Perang antara AS-Israel dan Iran menjadi bencana bagi buruh yang terancam PHK, daya beli hancur di tengah terjadinya krisis pangan dan energi. Sedangkan bagi kapitalis, perang menjadi keuntungan untuk menghasilkan uang. AS yang merupakan negara raksasa senjata melipatgandakan produksi senjata saat perang terjadi. Pesanan senjata jauh melebihi PDB beberapa negara. Di saat dunia mengalami krisis, para kapitalis/elite global sibuk menghitung keuntungan yang didapat selama perang berlangsung.
Solusi Islam
Jika dicermati secara mendalam, persoalan pekerja ini berpangkal dari persoalan pokok upaya pemenuhan kebutuhan hidup serta upaya meningkatkan kesejahteraan hidup.
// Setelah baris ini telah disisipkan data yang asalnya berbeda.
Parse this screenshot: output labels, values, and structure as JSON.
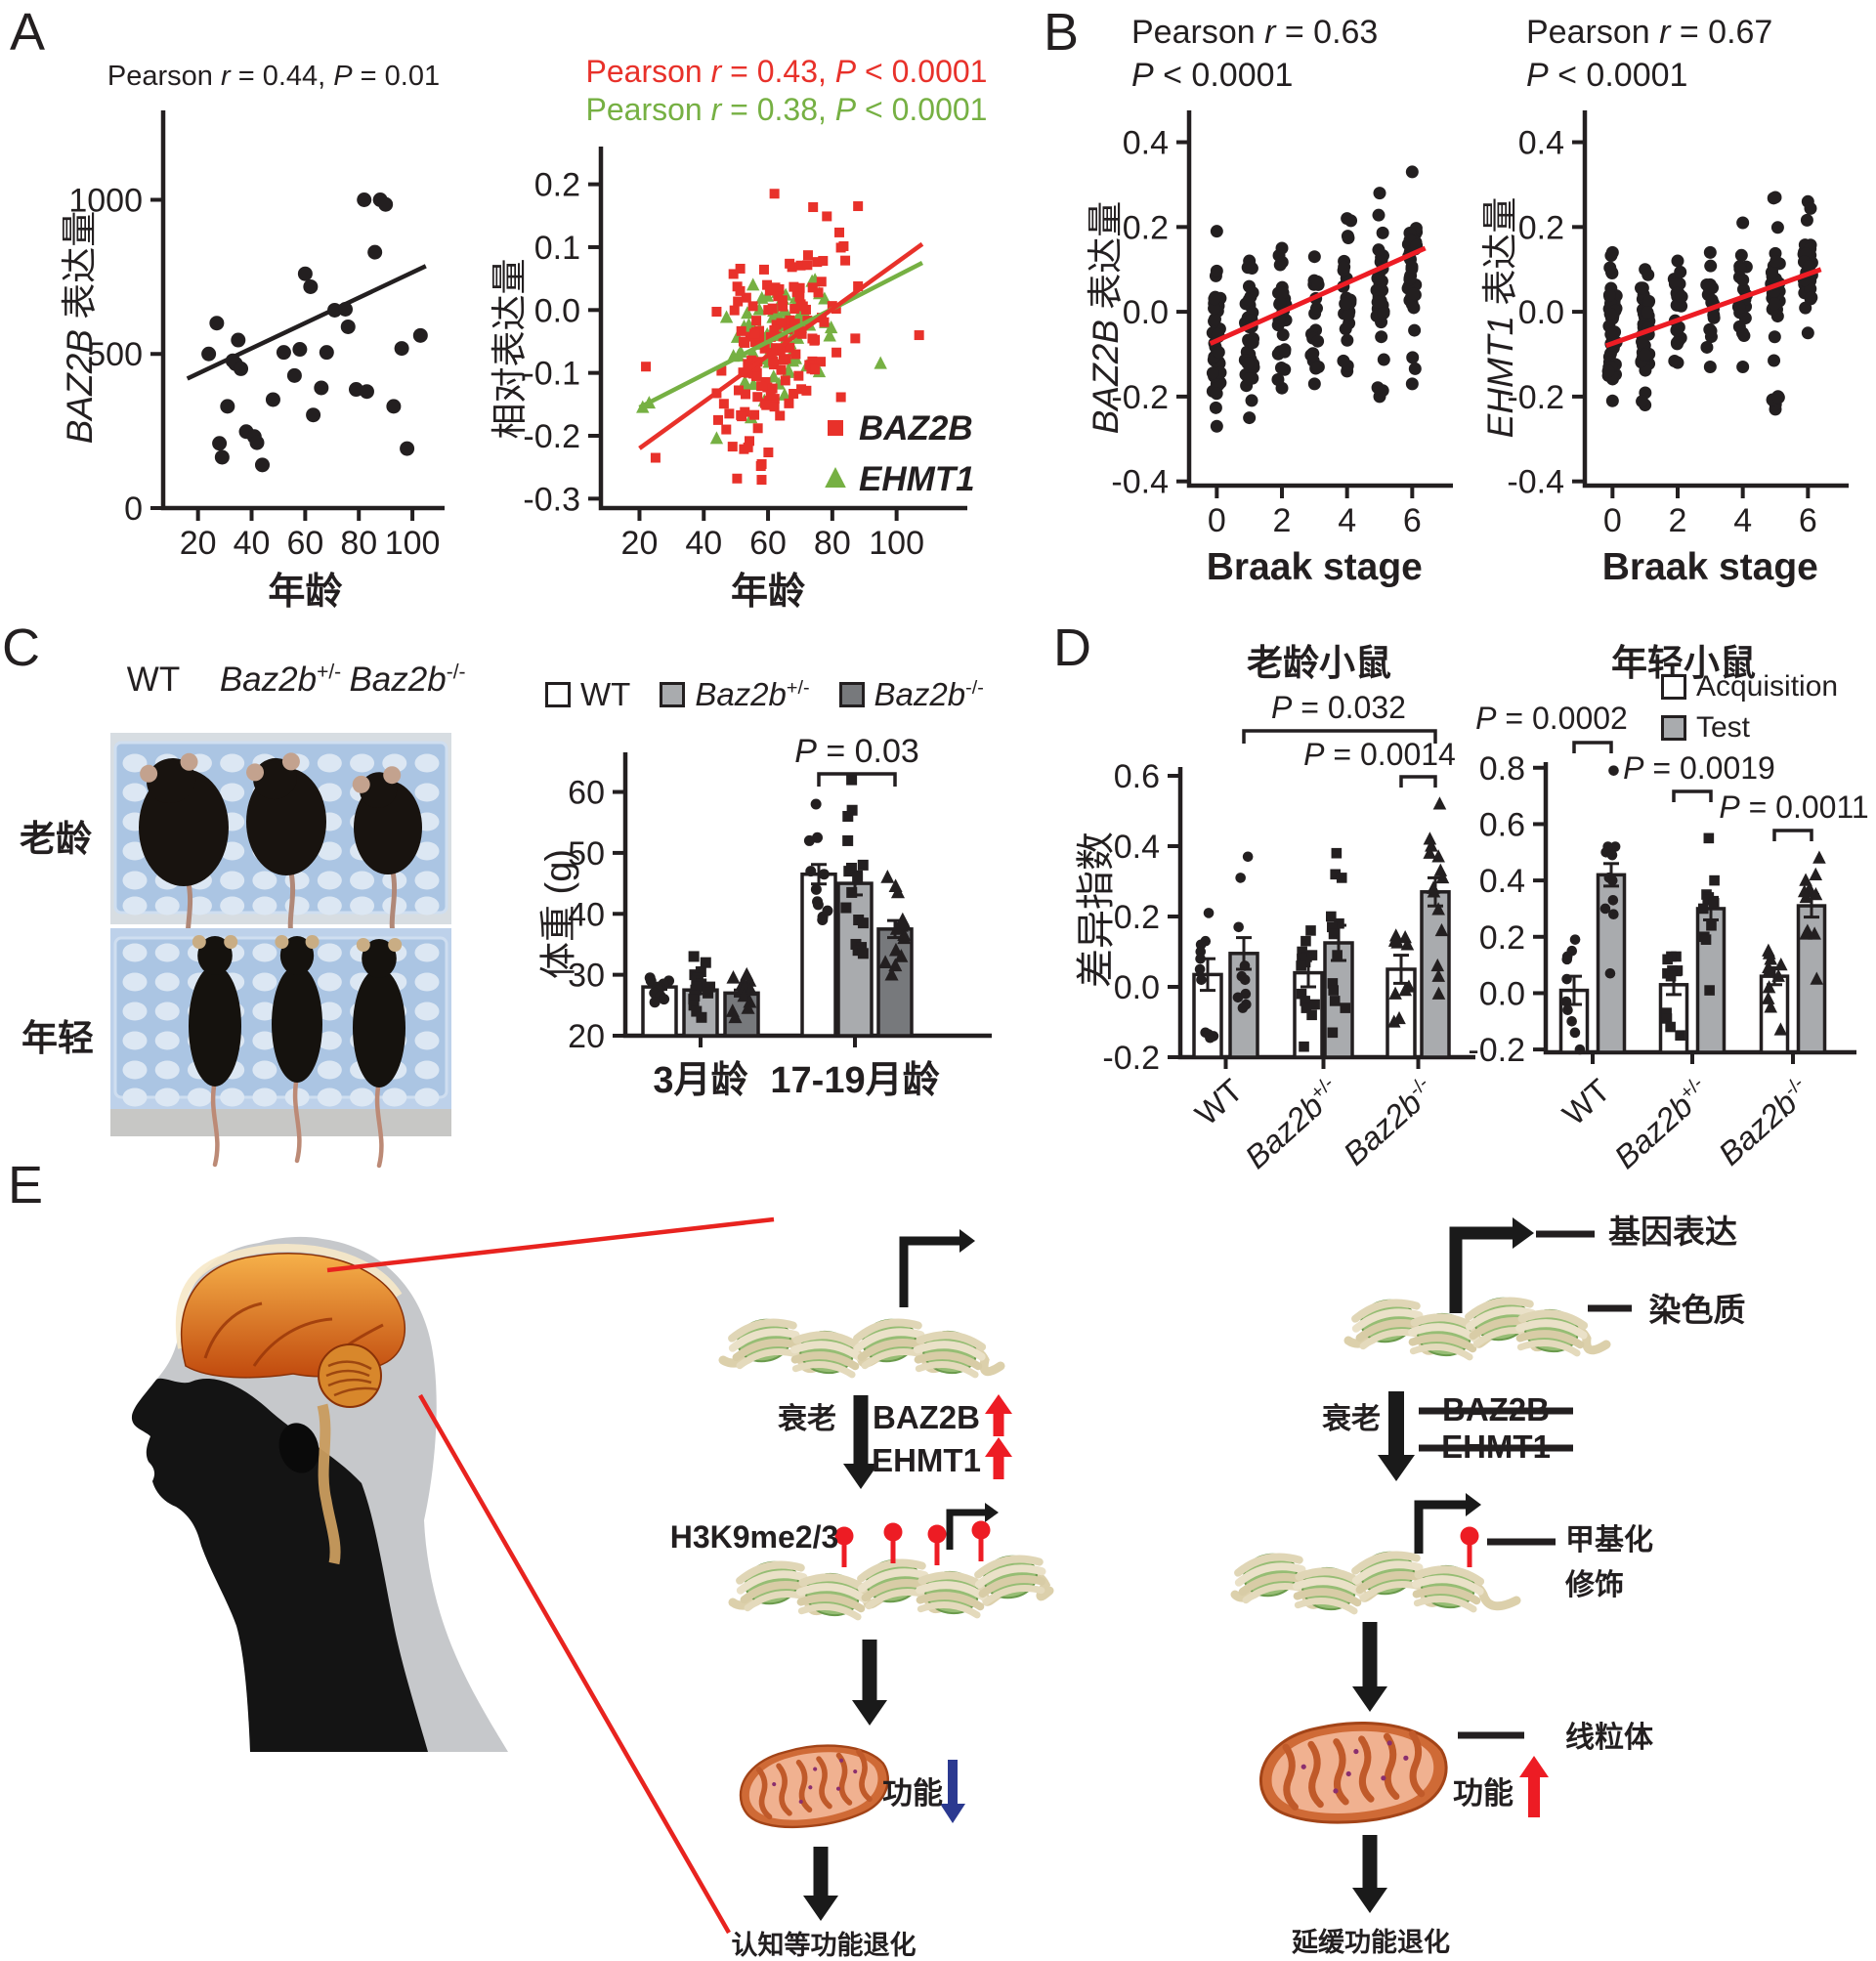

Hal ini tidak menjadi pembahasan dalam sistem kapitalis.
Sedangkan syariat Islam, yakni aturan yang berasal dari Allah, akan mampu menyelesaikan persoalan ini. Sistem Islam akan menerapkan Politik Ekonomi Islam, yakni penerapan berbagai kebijakan yang menjamin tercapainya pemenuhan semua kebutuhan pokok (primer) tiap individu secara keseluruhan, disertai adanya jaminan yang memungkinkan setiap individu memenuhi kebutuhan-kebutuhan pelengkap (sekunder dan tersier) sesuai dengan kemampuan yang mereka miliki.
Islam sebagai ideology (mabda) berusaha mengatasi berbagai persoalan-persoalan yang muncul dalam ketenagakerjaan secara fundamental dan konprehensif. Dalam memecahkan masalah tersebut, Islam memahami bahwa penyelesaiannya perlu memperhatikan faktor penyebab utama munculnya persoalan ketenagakerjaan.
Untuk persoalan yang muncul akibat kebijakan negara dalam bidang politik ekonomi, menurut Islam negaralah yang bertanggung jawab menyelesaikannya. Sebab, negara merupakan pengurus (rain) bagi umat, bukan hanya fasilitator dan regulator yang berpihak kepada para kapital (pemilik modal).
“Imam (pemimpin) itu adalah pengurus rakyat dan ia akan dimintai pertanggungjawaban atas rakyat yang dia urus.” (H.R. Bukhari)
Sedangkan masalah ketenagakerjaan yang muncul akibat semata hubungan pengusaha dan pekerja, maka ini seharusnya dapat diselesaikan sendiri oleh pengusaha dan pekerja. Islam telah menjelaskan secara rinci bagaimana kontrak kerja pengusaha-pekerja melalui hukum-hukum yang menyangkut ijaratul ajir. Dengan dipatuhi ketentuan-ketentuan Islam dalam hubungan pengusaha dan pekerja, masalah-masalah yang ada dapat diselesaikan dengan lebih baik. Ini semua hanya dapat terwujud jika Islam diterapkan secara Kaffah dalam institusi Daulah Khilafah Islamiyah.